Monday, October 21, 2002
MR. COFFMAN: I just wanted to make a comment on the turn-around time. I think you need to be careful just looking at other lab systems and saying their turn-around time is this or that. There are a couple more questions you need to ask: Are they limiting the kind of cases they accept? Are they only taking rapes and homicides, sexual assaults and homicides?

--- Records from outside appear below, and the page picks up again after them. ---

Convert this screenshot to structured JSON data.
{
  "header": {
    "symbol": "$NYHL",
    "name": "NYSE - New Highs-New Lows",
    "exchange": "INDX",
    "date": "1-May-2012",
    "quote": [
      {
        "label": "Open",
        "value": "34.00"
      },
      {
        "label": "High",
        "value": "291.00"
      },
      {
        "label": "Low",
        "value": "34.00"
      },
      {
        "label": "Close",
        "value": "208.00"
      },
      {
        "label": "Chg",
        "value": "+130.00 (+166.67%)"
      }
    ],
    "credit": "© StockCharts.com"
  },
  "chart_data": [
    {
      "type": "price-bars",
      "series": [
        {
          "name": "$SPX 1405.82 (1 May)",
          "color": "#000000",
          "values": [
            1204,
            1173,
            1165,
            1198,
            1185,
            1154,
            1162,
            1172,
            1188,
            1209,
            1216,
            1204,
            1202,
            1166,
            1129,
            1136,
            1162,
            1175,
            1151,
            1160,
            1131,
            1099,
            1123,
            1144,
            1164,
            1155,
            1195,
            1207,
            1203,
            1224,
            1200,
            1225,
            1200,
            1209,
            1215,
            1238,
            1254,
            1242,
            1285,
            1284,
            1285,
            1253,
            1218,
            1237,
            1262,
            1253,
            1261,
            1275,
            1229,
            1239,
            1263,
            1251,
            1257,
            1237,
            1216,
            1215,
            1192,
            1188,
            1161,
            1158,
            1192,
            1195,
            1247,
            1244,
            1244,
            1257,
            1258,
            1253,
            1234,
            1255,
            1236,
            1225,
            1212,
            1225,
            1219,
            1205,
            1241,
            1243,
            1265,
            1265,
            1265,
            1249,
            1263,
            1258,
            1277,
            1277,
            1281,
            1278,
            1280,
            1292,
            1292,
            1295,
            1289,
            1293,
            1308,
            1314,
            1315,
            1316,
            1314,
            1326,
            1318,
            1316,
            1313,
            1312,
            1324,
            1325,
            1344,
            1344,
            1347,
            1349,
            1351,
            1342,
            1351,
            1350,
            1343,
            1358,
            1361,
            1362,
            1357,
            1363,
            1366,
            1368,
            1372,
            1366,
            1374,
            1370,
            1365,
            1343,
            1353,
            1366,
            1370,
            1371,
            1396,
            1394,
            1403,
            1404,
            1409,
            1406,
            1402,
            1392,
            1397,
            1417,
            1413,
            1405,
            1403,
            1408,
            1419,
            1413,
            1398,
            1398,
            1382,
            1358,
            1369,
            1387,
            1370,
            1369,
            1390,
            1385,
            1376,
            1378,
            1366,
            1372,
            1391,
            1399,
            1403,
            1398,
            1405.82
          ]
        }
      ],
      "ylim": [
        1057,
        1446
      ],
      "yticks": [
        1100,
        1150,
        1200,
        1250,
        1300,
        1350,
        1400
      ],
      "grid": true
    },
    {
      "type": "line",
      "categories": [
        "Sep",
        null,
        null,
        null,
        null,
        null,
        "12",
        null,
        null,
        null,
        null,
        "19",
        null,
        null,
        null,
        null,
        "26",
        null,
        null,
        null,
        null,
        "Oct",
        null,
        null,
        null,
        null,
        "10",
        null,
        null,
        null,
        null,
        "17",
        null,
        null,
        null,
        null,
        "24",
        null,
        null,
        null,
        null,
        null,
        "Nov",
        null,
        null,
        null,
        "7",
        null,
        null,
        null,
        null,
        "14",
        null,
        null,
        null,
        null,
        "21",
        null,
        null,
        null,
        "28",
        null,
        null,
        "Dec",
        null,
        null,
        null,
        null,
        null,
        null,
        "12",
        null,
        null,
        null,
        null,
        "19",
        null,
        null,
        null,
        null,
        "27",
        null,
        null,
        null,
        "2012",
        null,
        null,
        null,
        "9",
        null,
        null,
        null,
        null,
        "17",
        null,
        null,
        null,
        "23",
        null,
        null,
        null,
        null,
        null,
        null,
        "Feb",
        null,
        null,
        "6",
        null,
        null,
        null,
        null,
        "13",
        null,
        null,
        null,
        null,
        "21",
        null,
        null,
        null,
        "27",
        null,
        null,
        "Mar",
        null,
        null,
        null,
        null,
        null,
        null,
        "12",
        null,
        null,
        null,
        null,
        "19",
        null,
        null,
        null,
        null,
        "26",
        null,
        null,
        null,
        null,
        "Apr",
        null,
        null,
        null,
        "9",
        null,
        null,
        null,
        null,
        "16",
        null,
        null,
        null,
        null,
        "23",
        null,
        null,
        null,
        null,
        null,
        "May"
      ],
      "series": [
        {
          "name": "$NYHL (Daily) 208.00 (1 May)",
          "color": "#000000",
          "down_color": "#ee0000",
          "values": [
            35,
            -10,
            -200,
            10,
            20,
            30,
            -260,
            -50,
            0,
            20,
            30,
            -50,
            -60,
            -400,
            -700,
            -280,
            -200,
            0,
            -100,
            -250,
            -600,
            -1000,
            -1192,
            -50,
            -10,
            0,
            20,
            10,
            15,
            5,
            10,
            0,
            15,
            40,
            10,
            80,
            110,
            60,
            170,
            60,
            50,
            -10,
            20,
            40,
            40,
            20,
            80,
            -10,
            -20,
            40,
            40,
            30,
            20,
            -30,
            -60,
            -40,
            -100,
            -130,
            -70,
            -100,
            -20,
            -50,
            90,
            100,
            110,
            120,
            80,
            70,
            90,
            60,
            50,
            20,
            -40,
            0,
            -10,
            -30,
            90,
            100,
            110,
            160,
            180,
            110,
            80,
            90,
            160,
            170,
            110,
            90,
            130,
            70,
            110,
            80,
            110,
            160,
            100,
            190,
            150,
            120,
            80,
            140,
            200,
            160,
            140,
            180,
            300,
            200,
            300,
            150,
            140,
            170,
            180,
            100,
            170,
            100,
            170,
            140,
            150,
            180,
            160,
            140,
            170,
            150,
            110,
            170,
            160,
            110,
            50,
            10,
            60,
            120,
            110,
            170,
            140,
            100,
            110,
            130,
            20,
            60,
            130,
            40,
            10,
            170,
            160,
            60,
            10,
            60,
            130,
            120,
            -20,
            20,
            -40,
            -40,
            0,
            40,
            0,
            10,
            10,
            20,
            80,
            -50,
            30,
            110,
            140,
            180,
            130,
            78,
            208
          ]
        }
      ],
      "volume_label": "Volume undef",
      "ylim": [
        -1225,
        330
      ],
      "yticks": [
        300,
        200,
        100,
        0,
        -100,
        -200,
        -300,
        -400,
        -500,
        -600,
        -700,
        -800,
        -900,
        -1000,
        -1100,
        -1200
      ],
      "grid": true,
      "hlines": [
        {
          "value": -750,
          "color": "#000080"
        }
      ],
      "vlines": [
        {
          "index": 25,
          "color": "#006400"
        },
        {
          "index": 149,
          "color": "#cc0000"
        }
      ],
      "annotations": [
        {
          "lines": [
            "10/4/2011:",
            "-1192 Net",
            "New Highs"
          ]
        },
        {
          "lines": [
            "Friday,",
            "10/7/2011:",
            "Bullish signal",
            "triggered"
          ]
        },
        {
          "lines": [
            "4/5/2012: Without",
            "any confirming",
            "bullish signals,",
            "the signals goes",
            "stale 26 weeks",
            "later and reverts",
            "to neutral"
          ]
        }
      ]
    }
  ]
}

If they're only taking that, they may have a wonderful turn-around time. If they're taking everything from doing DNA on baggies that drug dealers leave or burglaries, their turn-around time may look unusually high, but they're accepting more.
The other issue is there are laboratories out there - we're all trying to find innovative ways of dealing with our backlog, but there are laboratory systems out there who also limit what they do on a case. They may only work one unknown from a case, whereas another lab sets the limit we'll only work 15 unknowns from a case.
So I just think looking at turn-around times, you have to ask three or four other questions to make sure you're dealing with apples and apples.
MR. CLARKE: Just building on that same thought also, much of the work on, for example, unsolved cases is dictated by what work is necessary in charge cases dictated largely by trial dates. So they all interplay very much with one another. I know, for instance, in laboratories that I'm familiar with all work may stop on assault cases because there are two or three cases that have to be finished for purposes of trial that might be three weeks from now.
So they very much are in a - I don't know if the term is symbiotic or symbolic or some word like that.